“And the human race is filled with passion. And medicine, law, business, engineering, these are noble pursuits and necessary to sustain life. But poetry, beauty, romance, love, these are what we stay alive for. To quote from Whitman, "O me! O life!... of the questions of these recurring; of the endless trains of the faithless... of cities filled with the foolish; what good amid these, O me, O life?" Answer. That you are here - that life exists, and identity; that the powerful play goes on and you may contribute a verse. What will your verse be?”
These powerful words by John Keating, played by the late Robin Williams in Dead Poet’s Society echo my sentiments towards the importance of liberal arts.

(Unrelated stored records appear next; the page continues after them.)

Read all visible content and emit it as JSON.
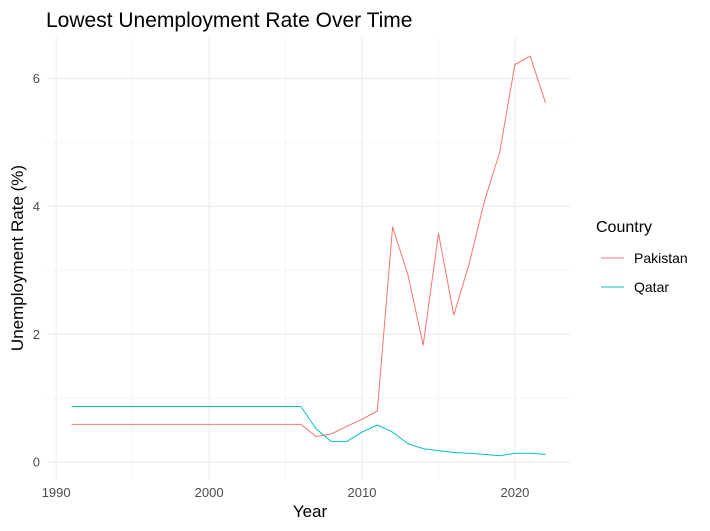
{
  "chart_data": {
    "type": "line",
    "title": "Lowest Unemployment Rate Over Time",
    "xlabel": "Year",
    "ylabel": "Unemployment Rate (%)",
    "xlim": [
      1989.4,
      2023.6
    ],
    "ylim": [
      -0.28,
      6.65
    ],
    "x_ticks": [
      1990,
      2000,
      2010,
      2020
    ],
    "y_ticks": [
      0,
      2,
      4,
      6
    ],
    "grid": true,
    "legend": {
      "title": "Country",
      "position": "right"
    },
    "series": [
      {
        "name": "Pakistan",
        "color": "#F8766D",
        "x": [
          1991,
          1992,
          1993,
          1994,
          1995,
          1996,
          1997,
          1998,
          1999,
          2000,
          2001,
          2002,
          2003,
          2004,
          2005,
          2006,
          2007,
          2008,
          2009,
          2010,
          2011,
          2012,
          2013,
          2014,
          2015,
          2016,
          2017,
          2018,
          2019,
          2020,
          2021,
          2022
        ],
        "y": [
          0.59,
          0.59,
          0.59,
          0.59,
          0.59,
          0.59,
          0.59,
          0.59,
          0.59,
          0.59,
          0.59,
          0.59,
          0.59,
          0.59,
          0.59,
          0.59,
          0.4,
          0.44,
          0.56,
          0.67,
          0.8,
          3.68,
          2.93,
          1.83,
          3.58,
          2.3,
          3.1,
          4.08,
          4.85,
          6.22,
          6.35,
          5.62
        ]
      },
      {
        "name": "Qatar",
        "color": "#00BFC4",
        "x": [
          1991,
          1992,
          1993,
          1994,
          1995,
          1996,
          1997,
          1998,
          1999,
          2000,
          2001,
          2002,
          2003,
          2004,
          2005,
          2006,
          2007,
          2008,
          2009,
          2010,
          2011,
          2012,
          2013,
          2014,
          2015,
          2016,
          2017,
          2018,
          2019,
          2020,
          2021,
          2022
        ],
        "y": [
          0.87,
          0.87,
          0.87,
          0.87,
          0.87,
          0.87,
          0.87,
          0.87,
          0.87,
          0.87,
          0.87,
          0.87,
          0.87,
          0.87,
          0.87,
          0.87,
          0.52,
          0.32,
          0.32,
          0.47,
          0.58,
          0.47,
          0.29,
          0.21,
          0.18,
          0.15,
          0.14,
          0.12,
          0.1,
          0.14,
          0.14,
          0.12
        ]
      }
    ]
  }
}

I am a graduate of Economics, who did his post-graduate diploma and Masters in Liberal Arts from Ashoka University. Being an ardent fan of Economics before venturing into liberal arts, I believed that Economics will provide me with all the answers I needed into solving the challenges of our time. Despite the supposed holistic approach towards the discipline of Economics, my undergraduate education still left me unsatisfied, ending up with me have a very single dimensional skewed perception of concepts like growth, markets, equity and other economic concepts. Being a sustainability fanatic, I used to think, why learn literature, political science, philosophy, art appreciation when economics holds the key to solve all the problems of sustainable development? I couldn’t be more wrong.
My venture into liberal arts at Ashoka University through the Young India Fellowship programme provided me with a multidisciplinary perspective which helped me navigate through my specialisation in Environmental Economics. I started loving learning again, and it provided me with a greater appreciation for what sustains life. A liberal arts education is not just education for employment, but an education for life. It provides a multi-faceted view of the world, providing tools to not just argue but understand different perspectives. It doesn’t teach you how to provide answers, but it teaches you how to ask questions. It teaches you that facts can be approached from different lenses and provides you with the intellectual curiosity which should fester in any leader.
A liberal arts education serves as a catalyst for the pursuit of knowledge in a non-linear fashion, and the academic insight to guide you through the multiple dimensions of every situation. It teaches you how to question, analyse and critique and that interpretation is more integral than acceptance of facts. As someone who specialized in Environmental Economics during my Masters in Liberal Arts, I realized the importance of a multidisciplinary perspective in what constitutes as sustainable development. In my Master’s thesis, I critiqued the single-dimensional approach taken by policy makers in crafting policies for sustainable development, and how contextual learning, locality-specific knowledge and indigenous learning is integral in solving the economic, social and environmental challenges of progress, which is again fuelled by a liberal arts education.
Information dissemination through a multidisciplinary approach becomes extremely important when intervening on an individual capacity. Very often information dispersion and awareness spreading is not done in an all-encompassing holistic format, but through a single disciplines lens, aimed towards short term unsustainable goals. The question of choice consciousness or the deep implications of individual actions, behaviours, values, identity and norms is better understood through engagement with the liberal arts. Critical thinking, questioning the status-quo and appreciation for the pursuit of all knowledge is also catalysed by indulgence in liberal arts.
I would gladly relive the 2 years of liberal arts education I was exposed to again, knowing that there is still so much more to learn and that the quest for knowledge is endless, exciting and enigmatic.